Global growth and weaker pound push profits to record high

12 Feb 2018

Global growth and weak pound push profits to record high

According to new research, profits at UK-listed companies hit record highs in 2017, driven by a stronger global economy and a weaker pound.

The most recent Profit Watch report from The Share Centre studied the financial statements of the UK’s 350 largest listed firms.  The report found that those companies reporting their annual results between October and December posted record sales and profits.

Revenues as a whole rose 12.6 per cent to a record £126.6 billion, with ten sectors recording rising revenues, and only one, the banking sector, seeing a fall.

The strongest growth noted were internally-focused companies as they got the most significant boost from the weakness in sterling. However, The Share Centre said even without exchange-rate gains as a contributing factor, many companies would have still booked record profits.

Pre-tax profits jumped 44.8 per cent to a new record of £11.2bn, with nine out of 10 companies boasting an increase. Among the top 100, pre-tax profits climbed by more than half, far faster than the next 250, but there was also a jump of almost a third for mid-caps.

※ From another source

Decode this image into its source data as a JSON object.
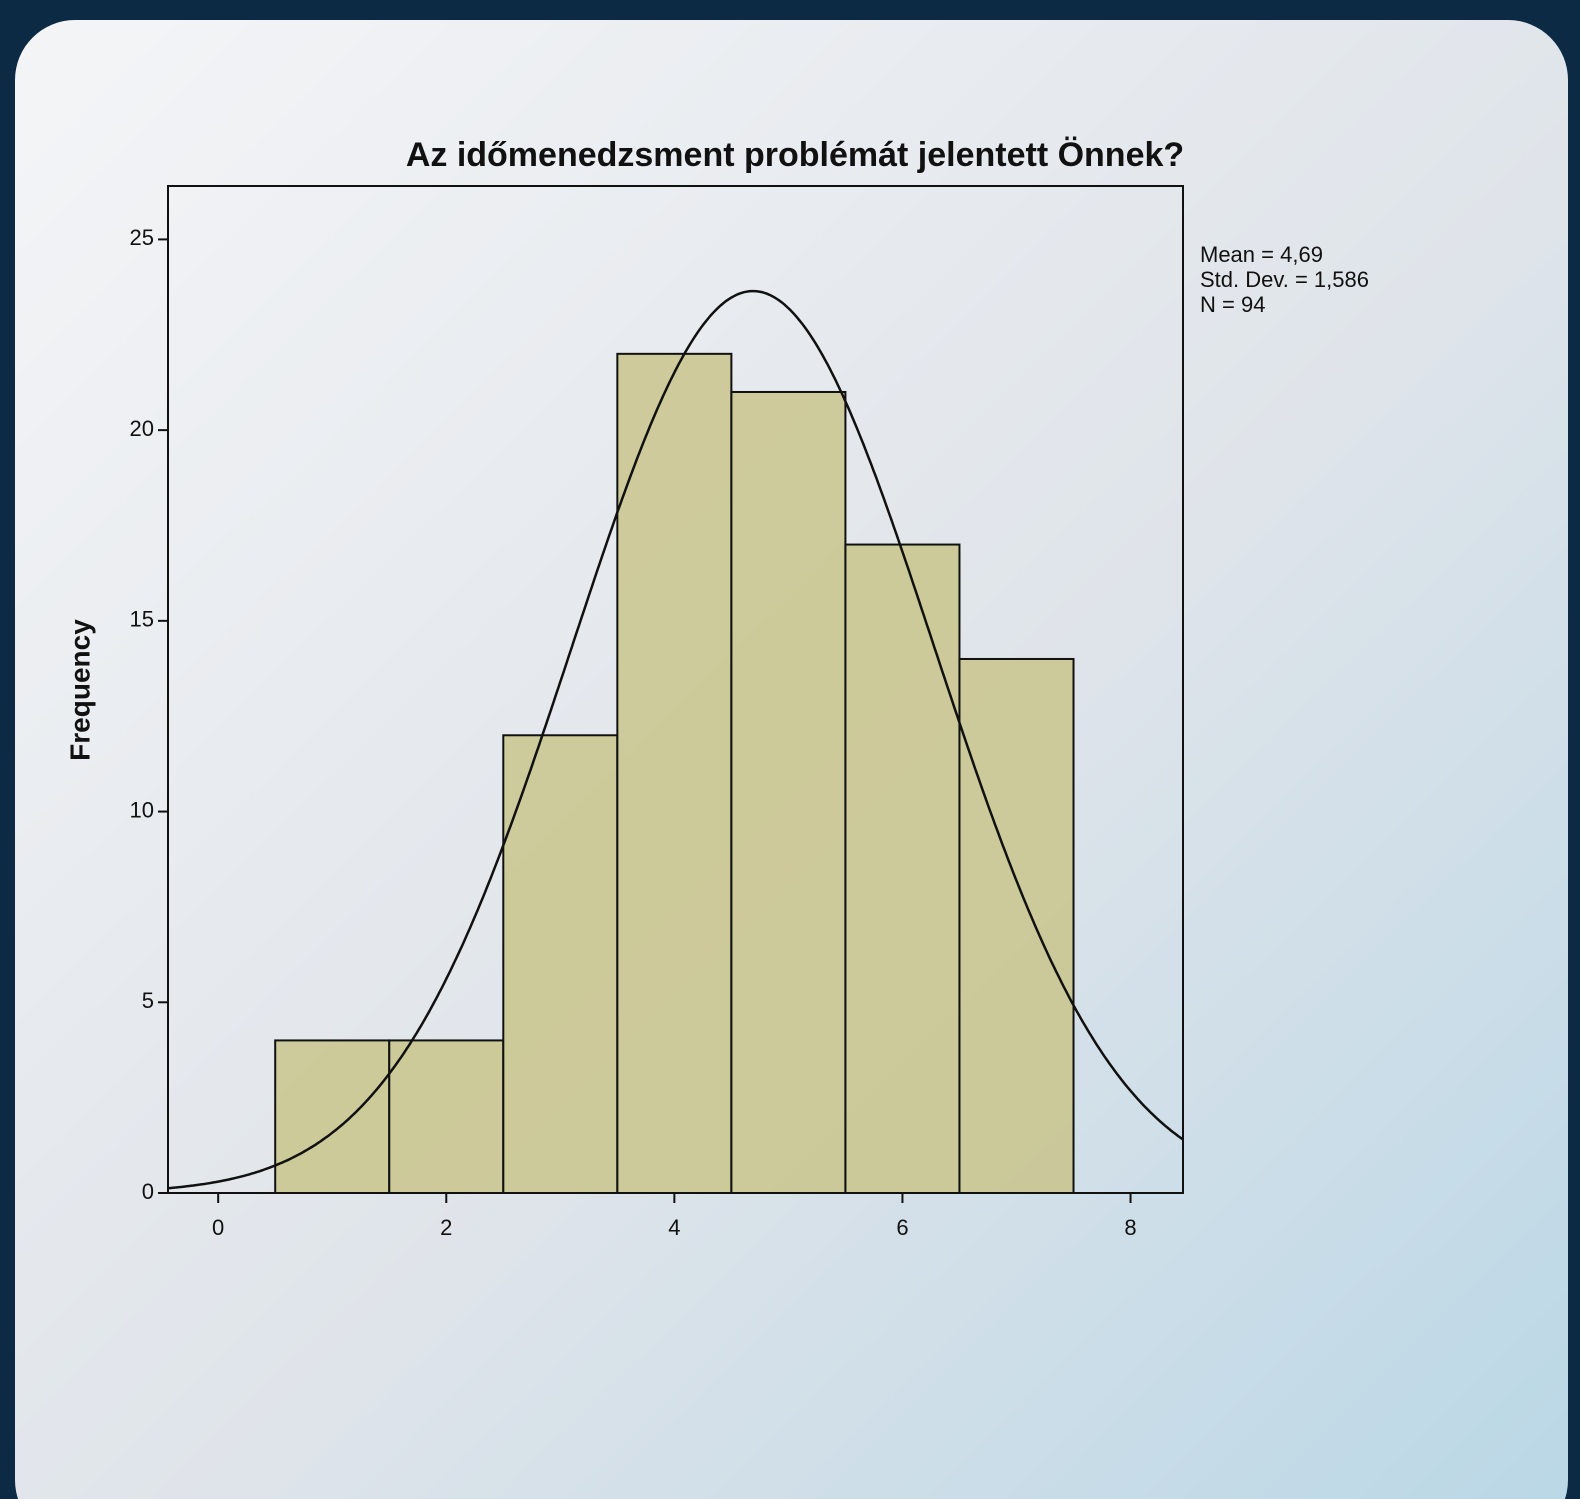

Investment research analyst at The Share Centre, Helal Miah, said: “Whichever way you look at it, UK plc has performed well. Even without the added sheen of exchange-rate gains, we would have seen record-breaking results. Sales are climbing across the board, earnings are looking healthier still, and there is more to come.

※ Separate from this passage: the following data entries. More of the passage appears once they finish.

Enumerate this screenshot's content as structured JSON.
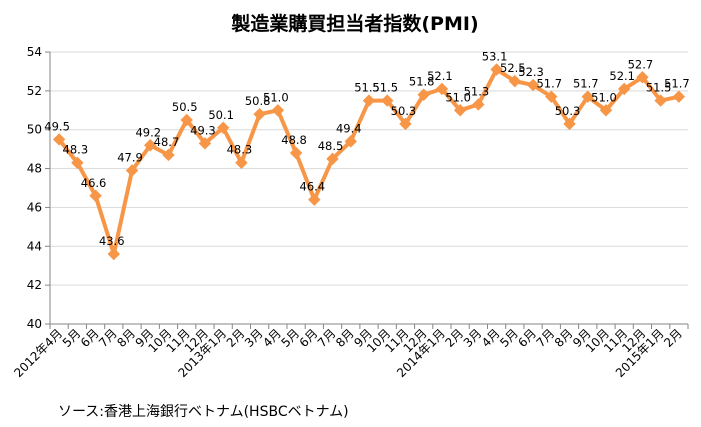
{
  "chart_data": {
    "type": "line",
    "title": "製造業購買担当者指数(PMI)",
    "xlabel": "",
    "ylabel": "",
    "ylim": [
      40,
      54
    ],
    "yticks": [
      40,
      42,
      44,
      46,
      48,
      50,
      52,
      54
    ],
    "grid": true,
    "legend": "none",
    "categories": [
      "2012年4月",
      "5月",
      "6月",
      "7月",
      "8月",
      "9月",
      "10月",
      "11月",
      "12月",
      "2013年1月",
      "2月",
      "3月",
      "4月",
      "5月",
      "6月",
      "7月",
      "8月",
      "9月",
      "10月",
      "11月",
      "12月",
      "2014年1月",
      "2月",
      "3月",
      "4月",
      "5月",
      "6月",
      "7月",
      "8月",
      "9月",
      "10月",
      "11月",
      "12月",
      "2015年1月",
      "2月"
    ],
    "values": [
      49.5,
      48.3,
      46.6,
      43.6,
      47.9,
      49.2,
      48.7,
      50.5,
      49.3,
      50.1,
      48.3,
      50.8,
      51.0,
      48.8,
      46.4,
      48.5,
      49.4,
      51.5,
      51.5,
      50.3,
      51.8,
      52.1,
      51.0,
      51.3,
      53.1,
      52.5,
      52.3,
      51.7,
      50.3,
      51.7,
      51.0,
      52.1,
      52.7,
      51.5,
      51.7
    ],
    "labels": [
      "49.5",
      "48.3",
      "46.6",
      "43.6",
      "47.9",
      "49.2",
      "48.7",
      "50.5",
      "49.3",
      "50.1",
      "48.3",
      "50.8",
      "51.0",
      "48.8",
      "46.4",
      "48.5",
      "49.4",
      "51.5",
      "51.5",
      "50.3",
      "51.8",
      "52.1",
      "51.0",
      "51.3",
      "53.1",
      "52.5",
      "52.3",
      "51.7",
      "50.3",
      "51.7",
      "51.0",
      "52.1",
      "52.7",
      "51.5",
      "51.7"
    ],
    "colors": {
      "line": "#F79646",
      "marker": "#F79646",
      "grid": "#D9D9D9",
      "axis": "#868686"
    }
  },
  "source": "ソース:香港上海銀行ベトナム(HSBCベトナム)"
}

“Fading exchange-rate gains in 2018 won’t hold back the UK’s largest companies. With the wider global economy in great shape, multinationals will profit from strong trading conditions in their overseas businesses, and manufacturers and exporters will enjoy rising demand for their goods.”

However, he added that domestically sensitive sectors, such as construction, seem to be on shakier ground.

“These depend more on investment into the UK and confidence in its economy. The high-profile collapse of Carillion, which had a large construction division, testifies to these pressures. Companies that depend on consumer demand at home are likely to see their profits underperform, as real incomes continue to fall.”